The Ordre de la Sincérité (Order of Sincerity), was an order of knighthood of the German Margrave of Bayreuth. The order's name came from 18th-century courtiers who spoke French. The order had fifty knights. It was later renamed the Order of the Brandenburg Red Eagle and later as the Order of the Red Eagle.

==History==
The Ordre de la Sincérité was founded on November 17, 1705, by the ruling Margrave George William of Brandenburg-Bayreuth, a member of the House of Hohenzollern. As it was often the case with the orders of knighthood of the small German courts it soon fell into disuse. However, was revived in 1712 in Brandenburg-Bayreuth and again in 1734 in Brandenburg-Ansbach, where it was renamed "Order of the Brandenburg Red Eagle". The statutes were changed in 1777 and the order named therein as the "Order of the Red Eagle". The order was conferred in one class, limited to fifty knights. The church of the order was the Ordenskirche St. Georgen in Bayreuth.

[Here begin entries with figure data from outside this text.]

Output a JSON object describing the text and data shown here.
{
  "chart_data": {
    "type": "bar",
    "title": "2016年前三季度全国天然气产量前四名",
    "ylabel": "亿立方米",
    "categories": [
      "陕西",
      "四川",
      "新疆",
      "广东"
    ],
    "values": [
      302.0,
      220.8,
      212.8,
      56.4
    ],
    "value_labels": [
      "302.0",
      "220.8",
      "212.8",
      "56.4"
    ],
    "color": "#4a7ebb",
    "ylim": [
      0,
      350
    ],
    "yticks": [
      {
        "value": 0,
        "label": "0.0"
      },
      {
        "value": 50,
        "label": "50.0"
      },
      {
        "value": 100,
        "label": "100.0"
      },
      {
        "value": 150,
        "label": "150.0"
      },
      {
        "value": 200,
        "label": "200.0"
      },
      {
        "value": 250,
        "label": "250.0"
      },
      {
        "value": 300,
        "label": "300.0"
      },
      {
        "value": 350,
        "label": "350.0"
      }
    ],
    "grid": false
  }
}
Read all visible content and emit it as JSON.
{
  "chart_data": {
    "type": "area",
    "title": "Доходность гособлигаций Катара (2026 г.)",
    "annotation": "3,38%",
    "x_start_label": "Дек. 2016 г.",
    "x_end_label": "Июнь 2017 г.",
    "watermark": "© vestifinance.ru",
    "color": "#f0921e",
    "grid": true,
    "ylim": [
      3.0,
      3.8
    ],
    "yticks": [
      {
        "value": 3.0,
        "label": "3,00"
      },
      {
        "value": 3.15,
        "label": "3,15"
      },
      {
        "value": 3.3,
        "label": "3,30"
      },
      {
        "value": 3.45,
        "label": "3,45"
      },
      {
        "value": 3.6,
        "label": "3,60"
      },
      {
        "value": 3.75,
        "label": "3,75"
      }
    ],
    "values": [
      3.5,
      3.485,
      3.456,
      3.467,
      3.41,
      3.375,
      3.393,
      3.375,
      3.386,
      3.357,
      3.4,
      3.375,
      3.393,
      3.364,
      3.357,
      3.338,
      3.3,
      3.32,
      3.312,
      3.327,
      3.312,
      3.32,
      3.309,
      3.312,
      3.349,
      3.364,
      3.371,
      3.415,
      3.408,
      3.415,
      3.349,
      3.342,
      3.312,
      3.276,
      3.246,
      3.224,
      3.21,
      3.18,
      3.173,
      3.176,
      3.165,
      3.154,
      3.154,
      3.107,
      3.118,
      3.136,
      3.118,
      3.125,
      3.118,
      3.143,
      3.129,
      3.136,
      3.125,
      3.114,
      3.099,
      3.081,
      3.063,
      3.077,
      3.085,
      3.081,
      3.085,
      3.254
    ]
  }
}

In January 1792, the Kingdom of Prussia bought both Brandenburg-Bayreuth and Brandenburg-Ansbach and on June 12, 1792, King Frederick William II again revived the order as a Prussian royal order. After the Order of the Black Eagle, the Order of the Red Eagle was the second highest order of the kingdom in order of precedence. In 1918, it was finally abolished as a state order, but continues as a House Order of the House of Hohenzollern.

==Sources==
- Maximilian Gritzner, Handbuch der Ritter- und Verdienstorden aller Kulturstaaten der Welt innerhalb des XIX. Jahrhunderts. Auf Grund amtlicher und anderer zuverlässiger Quellen zusammengestellt. Verlag:Leipzig., Verlagsbuchhandlung von J.J.Weber, 1893.